Labour was harder for me this time around than with Jacob. It was surprisingly more painful, which I was not expecting. Jacob's birth, although hard, felt tolerable throughout. These contractions were way more intense. And even though I was progressing, the baby wasn't dropping. Even though I planned on having another natural birth, I asked for an epidural this time. I admit, I feel a bit like a wuss for doing that. Not that I regret it, but I felt like, having been through one natural birth, I could do it again. I'm proud to have had Jacob without pain meds. However, this labour felt brutal. The epidural was so relieving. Then came the time when the doctor said, 'Okay, you're ten centimeters and the baby has dropped. You can start pushing." But I didn't really feel much; a very strange idea to push when there's no feeling in your bottom. For this reason, I would try to have another natural childbirth. However, after awhile, the epidural wore off and I could feel contractions, urges to push and, eventually, the crowning of the baby. So, all in all, I got to experience the birth while skipping over a bit of pain in the middle. And I was a bit surprised when the doctor announced that the baby was a boy! This one felt more like a girl to me.
Jacob was a trooper the whole night and his doula was invaluable. He took a short nap at one point when I had my epidural, but when it came closer to the baby being born, we woke him up. He wanted to watch the baby be born, which he did. Later, he said it grossed him out and he hid under a blanket. But he also said that he would watch another sibling be born if we had more kids.
I have been extremely impressed with how well Jacob has done this first week. He's been a proud, interested, loving big brother. Very patient and very fascinated by his little bro. It's adorable to watch. He has also already told his little brother that "he's lucky; he never has to have a baby." Get the important advice out first.
Fraser has also been exceptionally helpful, taking on all the usual "mama" jobs around the house, stepping in to help with the baby whenever I need it and giving Jacob lots of attention. Without him around this past week, I would have been a bawling, irritable mess of a person and our transition would not have gone as smoothly as it has. I'm sad that he has to go back to work tomorrow and a bit apprehensive about how things will go, but my mom is coming into town tomorrow, so the timing is very good.
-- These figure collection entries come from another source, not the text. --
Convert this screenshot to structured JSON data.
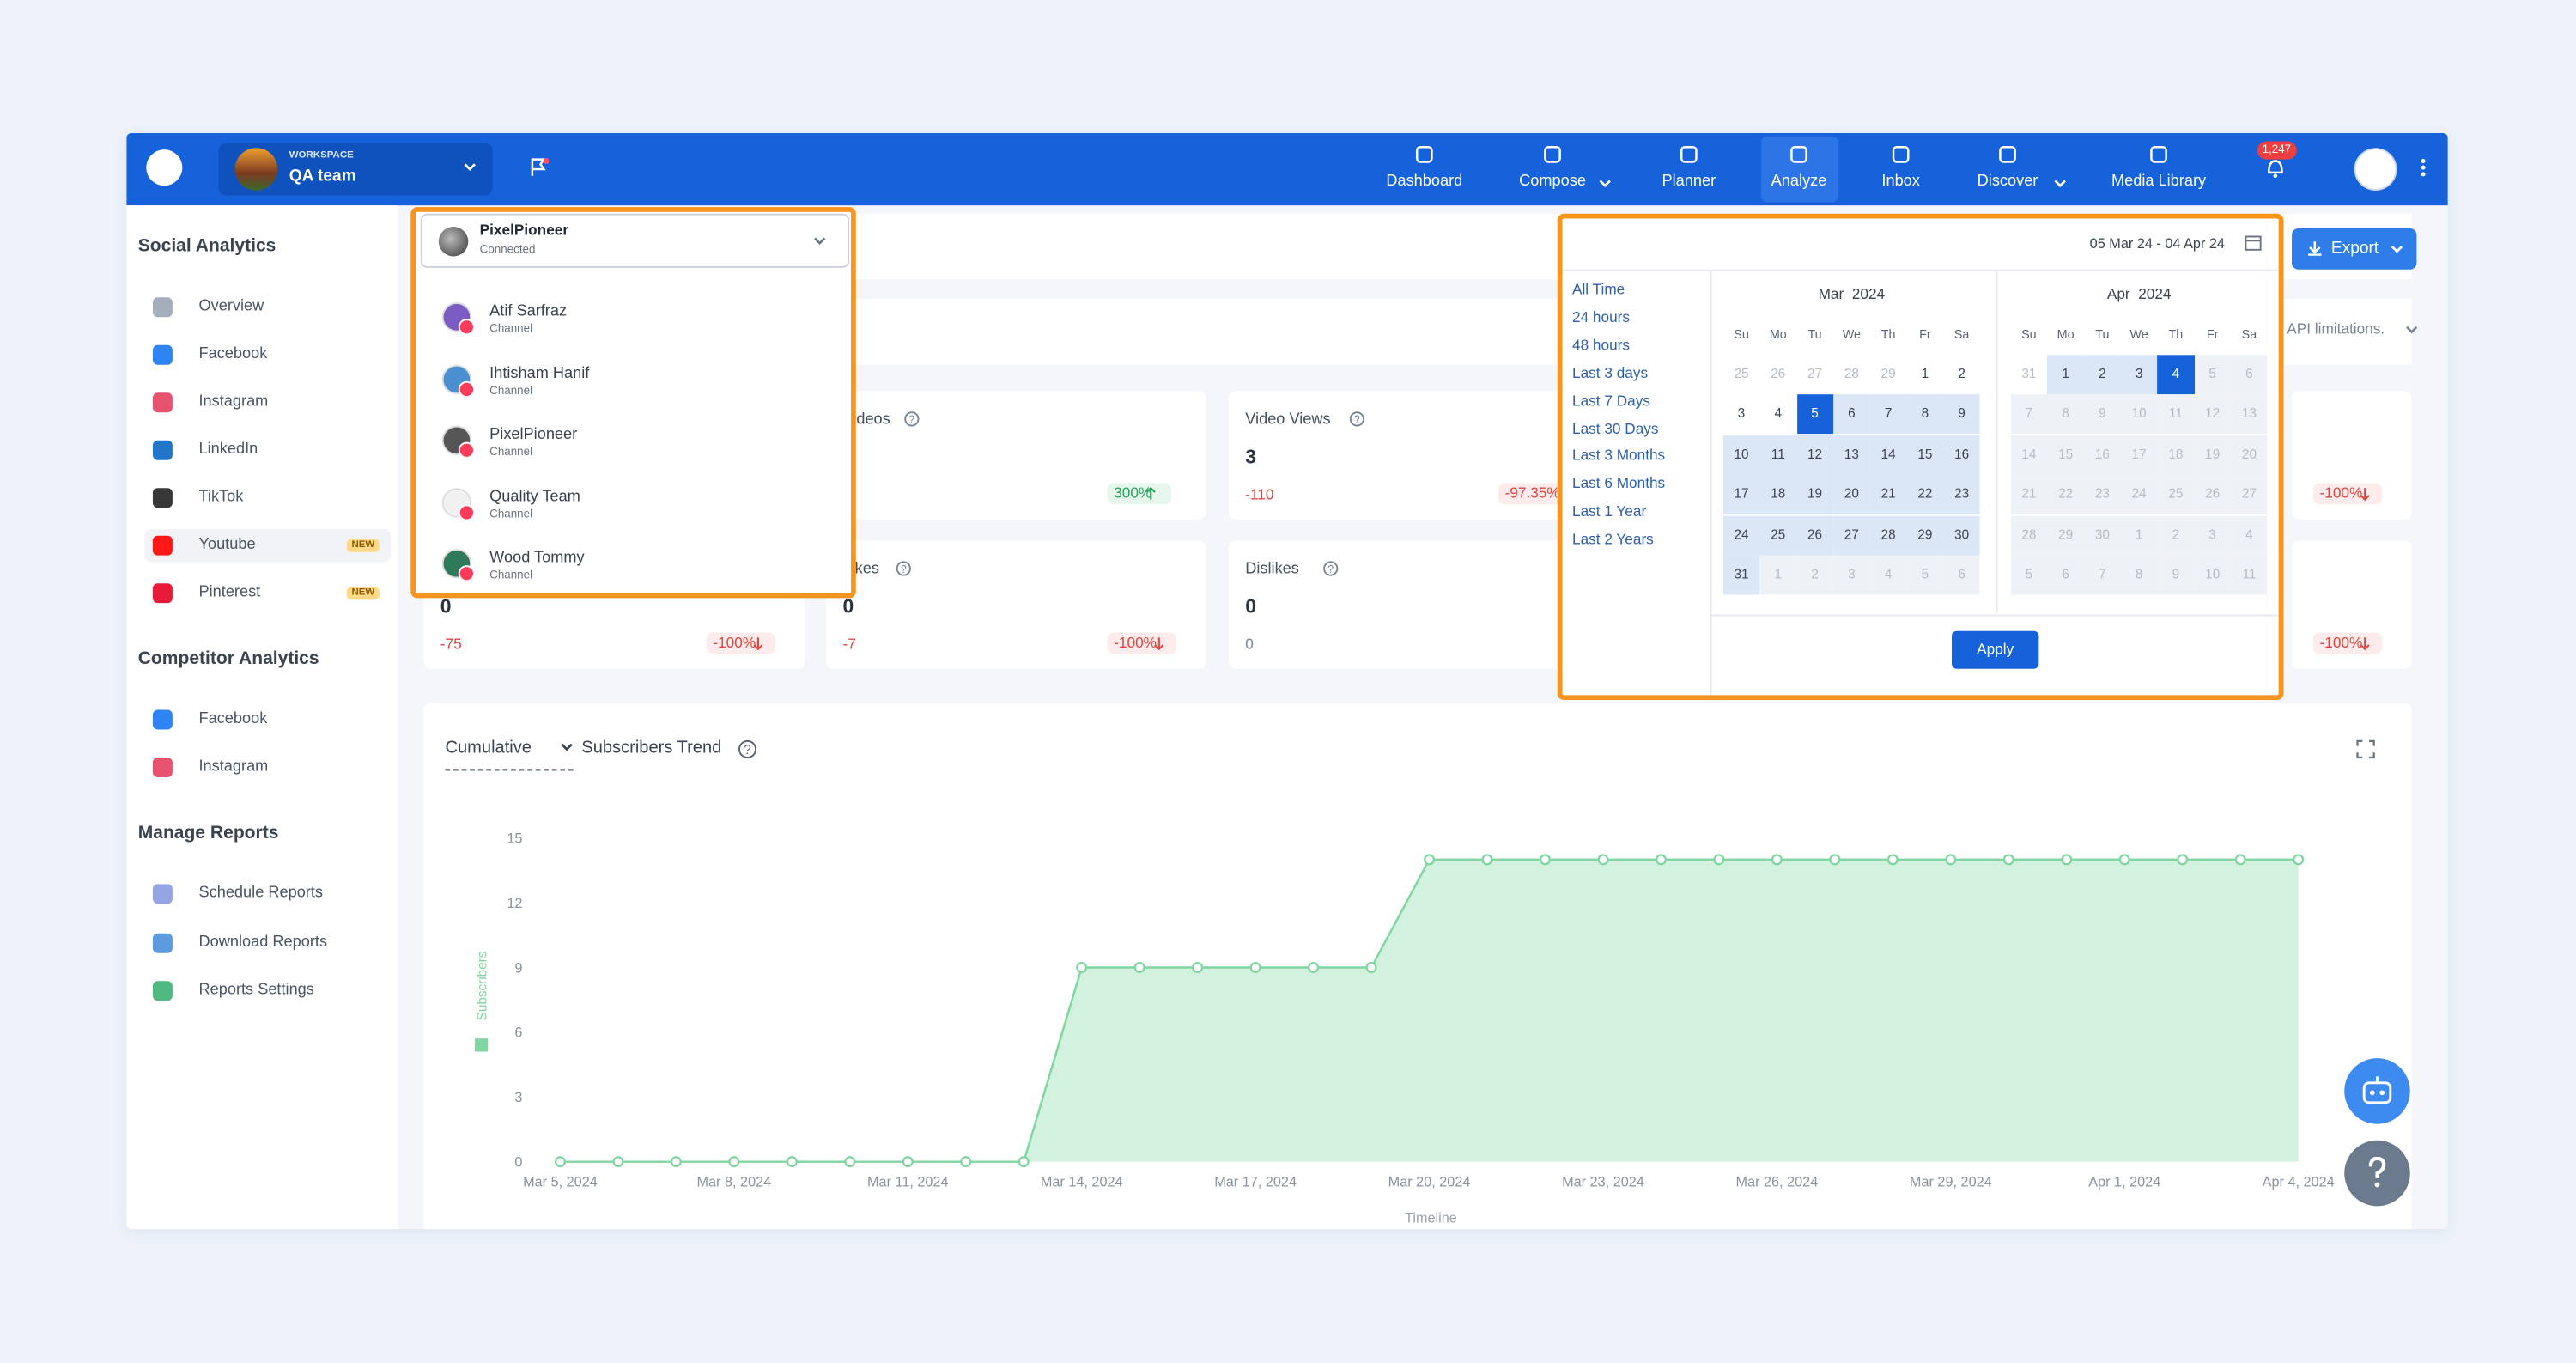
{
  "nav": {
    "workspace_label": "WORKSPACE",
    "workspace": "QA team",
    "items": [
      "Dashboard",
      "Compose",
      "Planner",
      "Analyze",
      "Inbox",
      "Discover",
      "Media Library"
    ],
    "notifications": "1,247"
  },
  "sidebar": {
    "sections": [
      {
        "title": "Social Analytics",
        "items": [
          {
            "label": "Overview"
          },
          {
            "label": "Facebook"
          },
          {
            "label": "Instagram"
          },
          {
            "label": "LinkedIn"
          },
          {
            "label": "TikTok"
          },
          {
            "label": "Youtube",
            "badge": "NEW"
          },
          {
            "label": "Pinterest",
            "badge": "NEW"
          }
        ]
      },
      {
        "title": "Competitor Analytics",
        "items": [
          {
            "label": "Facebook"
          },
          {
            "label": "Instagram"
          }
        ]
      },
      {
        "title": "Manage Reports",
        "items": [
          {
            "label": "Schedule Reports"
          },
          {
            "label": "Download Reports"
          },
          {
            "label": "Reports Settings"
          }
        ]
      }
    ]
  },
  "channel_dropdown": {
    "selected": {
      "name": "PixelPioneer",
      "status": "Connected"
    },
    "options": [
      {
        "name": "Atif Sarfraz",
        "type": "Channel"
      },
      {
        "name": "Ihtisham Hanif",
        "type": "Channel"
      },
      {
        "name": "PixelPioneer",
        "type": "Channel"
      },
      {
        "name": "Quality Team",
        "type": "Channel"
      },
      {
        "name": "Wood Tommy",
        "type": "Channel"
      }
    ]
  },
  "date_picker": {
    "range": "05 Mar 24 - 04 Apr 24",
    "presets": [
      "All Time",
      "24 hours",
      "48 hours",
      "Last 3 days",
      "Last 7 Days",
      "Last 30 Days",
      "Last 3 Months",
      "Last 6 Months",
      "Last 1 Year",
      "Last 2 Years"
    ],
    "calendars": [
      {
        "month": "Mar  2024",
        "weekdays": [
          "Su",
          "Mo",
          "Tu",
          "We",
          "Th",
          "Fr",
          "Sa"
        ],
        "days": [
          25,
          26,
          27,
          28,
          29,
          1,
          2,
          3,
          4,
          5,
          6,
          7,
          8,
          9,
          10,
          11,
          12,
          13,
          14,
          15,
          16,
          17,
          18,
          19,
          20,
          21,
          22,
          23,
          24,
          25,
          26,
          27,
          28,
          29,
          30,
          31,
          1,
          2,
          3,
          4,
          5,
          6
        ]
      },
      {
        "month": "Apr  2024",
        "weekdays": [
          "Su",
          "Mo",
          "Tu",
          "We",
          "Th",
          "Fr",
          "Sa"
        ],
        "days": [
          31,
          1,
          2,
          3,
          4,
          5,
          6,
          7,
          8,
          9,
          10,
          11,
          12,
          13,
          14,
          15,
          16,
          17,
          18,
          19,
          20,
          21,
          22,
          23,
          24,
          25,
          26,
          27,
          28,
          29,
          30,
          1,
          2,
          3,
          4,
          5,
          6,
          7,
          8,
          9,
          10,
          11
        ]
      }
    ],
    "apply": "Apply"
  },
  "export": "Export",
  "notice": "API limitations.",
  "metrics": [
    {
      "label": "Videos",
      "change": "300%"
    },
    {
      "label": "Video Views",
      "value": 3,
      "delta": -110,
      "change": "-97.35%"
    },
    {
      "change": "-100%"
    },
    {
      "value": 0,
      "delta": -75,
      "change": "-100%"
    },
    {
      "label": "Likes",
      "value": 0,
      "delta": -7,
      "change": "-100%"
    },
    {
      "label": "Dislikes",
      "value": 0,
      "delta": 0
    },
    {
      "change": "-100%"
    }
  ],
  "chart_data": {
    "type": "area",
    "mode": "Cumulative",
    "title": "Subscribers Trend",
    "y_label": "Subscribers",
    "x_label": "Timeline",
    "categories": [
      "Mar 5, 2024",
      null,
      null,
      "Mar 8, 2024",
      null,
      null,
      "Mar 11, 2024",
      null,
      null,
      "Mar 14, 2024",
      null,
      null,
      "Mar 17, 2024",
      null,
      null,
      "Mar 20, 2024",
      null,
      null,
      "Mar 23, 2024",
      null,
      null,
      "Mar 26, 2024",
      null,
      null,
      "Mar 29, 2024",
      null,
      null,
      "Apr 1, 2024",
      null,
      null,
      "Apr 4, 2024"
    ],
    "values": [
      0,
      0,
      0,
      0,
      0,
      0,
      0,
      0,
      0,
      9,
      9,
      9,
      9,
      9,
      9,
      14,
      14,
      14,
      14,
      14,
      14,
      14,
      14,
      14,
      14,
      14,
      14,
      14,
      14,
      14,
      14
    ],
    "ylim": [
      0,
      15
    ],
    "yticks": [
      0,
      3,
      6,
      9,
      12,
      15
    ],
    "color": "#7fd6a0"
  }
}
And again, we ended up with a boy and no boy's name, just like with Jacob. We've been pondering this all week, trying out different names. Jacob's top pick was Eyeball, but Fraser and I weren't as keen on it. Finally, after much deliberation, we've made a decision. Benjamin Adam Douglas. Hopefully, we haven't jinxed ourselves by giving him those initials.
Even though it's a definite transition for all of us, it is amazing how the heart expands with love. Just holding the little guy is so special, hearing all those newborn sounds, smelling his new skin, looking at his teeny nails and fingers. Fraser said the other day, "I forgot how incredibly cute newborns are." Indeed... indeed.